A descoberta da fórmula racional de produção da essência que traria ao mundo o “perfume original” – os quatro acordes de cabeça, os quatro acordes de coração, os quatro acordes de fundo e a 13ª essência final – é feita, paradoxalmente, junto à “impureza”, uma prostituta. Na busca (ir)racional da paixão, vale qualquer estratégia.

Ignorantes do projeto, membros da sociedade pré-revolucionária, buscam um assassino que não teme a justiça social- Fórum, desafia a racionalidade cientifica – pai de Laura – e desdenha de Deus – Bispo. Uma sociedade frágil diante daquele que, mesmo sendo ninguém para todos, por meio do método da enfleurage extraía o óleo essencial das virgens.
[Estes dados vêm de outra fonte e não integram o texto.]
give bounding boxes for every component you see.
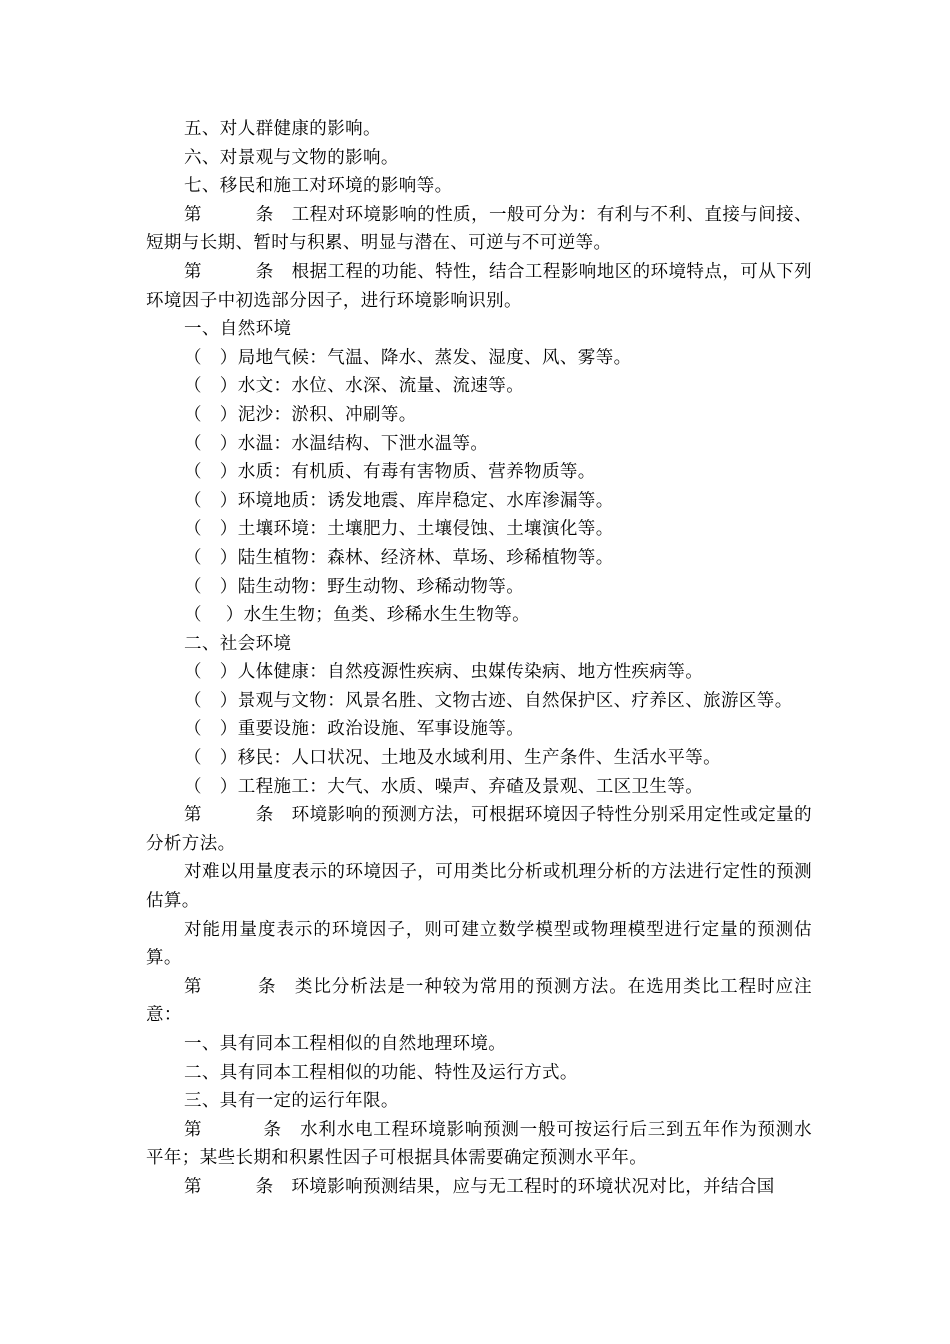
factor-environmental-geology: （ ）环境地质：诱发地震、库岸稳定、水库渗漏等。: [184, 490, 614, 511]
paragraph-item-5: 五、对人群健康的影响。: [184, 119, 381, 139]
factor-important-facilities: （ ）重要设施：政治设施、军事设施等。: [184, 719, 525, 740]
factor-human-health: （ ）人体健康：自然疫源性疾病、虫媒传染病、地方性疾病等。: [184, 662, 704, 683]
factor-resettlement: （ ）移民：人口状况、土地及水域利用、生产条件、生活水平等。: [184, 748, 721, 769]
paragraph-qualitative-prediction: 对难以用量度表示的环境因子，可用类比分析或机理分析的方法进行定性的预测估算。: [146, 862, 812, 912]
factor-local-climate: （ ）局地气候：气温、降水、蒸发、湿度、风、雾等。: [184, 347, 632, 368]
article-analogy-method: 第 条 类比分析法是一种较为常用的预测方法。在选用类比工程时应注意：: [146, 976, 812, 1026]
article-prediction-horizon: 第 条 水利水电工程环境影响预测一般可按运行后三到五年作为预测水平年；某些长期和积累性因子可根据具体需要确定预测水平年。: [146, 1119, 812, 1169]
article-impact-identification: 第 条 根据工程的功能、特性，结合工程影响地区的环境特点，可从下列环境因子中初选部分因子，进行环境影响识别。: [146, 261, 812, 311]
factor-water-temperature: （ ）水温：水温结构、下泄水温等。: [184, 433, 489, 454]
analogy-condition-2: 二、具有同本工程相似的功能、特性及运行方式。: [184, 1062, 578, 1083]
factor-soil-environment: （ ）土壤环境：土壤肥力、土壤侵蚀、土壤演化等。: [184, 519, 614, 540]
factor-sediment: （ ）泥沙：淤积、冲刷等。: [184, 404, 417, 425]
factor-water-quality: （ ）水质：有机质、有毒有害物质、营养物质等。: [184, 462, 596, 483]
analogy-condition-1: 一、具有同本工程相似的自然地理环境。: [184, 1034, 507, 1054]
factor-terrestrial-animals: （ ）陆生动物：野生动物、珍稀动物等。: [184, 576, 525, 597]
document-body: [146, 115, 812, 1202]
factor-aquatic-life: （ ）水生生物；鱼类、珍稀水生生物等。: [184, 605, 531, 626]
section-natural-environment: 一、自然环境: [184, 319, 292, 340]
factor-landscape-relics: （ ）景观与文物：风景名胜、文物古迹、自然保护区、疗养区、旅游区等。: [184, 690, 793, 711]
paragraph-item-6: 六、对景观与文物的影响。: [184, 147, 399, 168]
section-social-environment: 二、社会环境: [184, 633, 292, 654]
article-impact-nature: 第 条 工程对环境影响的性质，一般可分为：有利与不利、直接与间接、短期与长期、暂时与积累、明显与潜在、可逆与不可逆等。: [146, 204, 812, 254]
factor-construction: （ ）工程施工：大气、水质、噪声、弃碴及景观、工区卫生等。: [184, 776, 704, 797]
analogy-condition-3: 三、具有一定的运行年限。: [184, 1091, 399, 1112]
factor-terrestrial-plants: （ ）陆生植物：森林、经济林、草场、珍稀植物等。: [184, 547, 614, 568]
paragraph-quantitative-prediction: 对能用量度表示的环境因子，则可建立数学模型或物理模型进行定量的预测估算。: [146, 919, 812, 969]
article-prediction-comparison: 第 条 环境影响预测结果，应与无工程时的环境状况对比，并结合国: [184, 1176, 775, 1197]
paragraph-item-7: 七、移民和施工对环境的影响等。: [184, 176, 453, 197]
article-prediction-methods: 第 条 环境影响的预测方法，可根据环境因子特性分别采用定性或定量的分析方法。: [146, 805, 812, 854]
factor-hydrology: （ ）水文：水位、水深、流量、流速等。: [184, 376, 525, 397]
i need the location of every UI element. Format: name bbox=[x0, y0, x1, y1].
Conquista - o aroma do vazio

Jean Baptiste atinge seu objetivo. Prova, mais para si mesmo do que para o mundo, que era capaz de produzir o “perfume original” – que podemos entender como primordial, primitivo e originário, coincidentemente feminino – um perfume para um mundo e uma sociedade que se masculinizava, que se banhava cada vez mais de racionalidade. Um mundo onde a 13ª essência vem de Laura, “a coroa de folhas de louro” que adornava a cabeça dos imperadores, ruiva de paixão, como a primeira.

Mas ao chegar lá se depara com a ausência. Ao perceber que tinha poder de controlar a tudo e a todos, que era praticamente Deus depara-se com o vazio que só pode ser preenchido com a paixão encarnada. Ao ver, pela primeira vez corpos solitários apaixonados que se completavam nas trocas tem a máxima experiência do vazio.

Para ele não há mais como conter tal descoberta. Desolado e perdido em sua racionalidade banha-se de paixão, de seu Perfume Original. A única saída para o vazio era ter, ao menos uma vez, “com-paixão”.

Retorna ao seu local de origem e ao transformar-se em alimento tem seu primeiro e único ato de amor.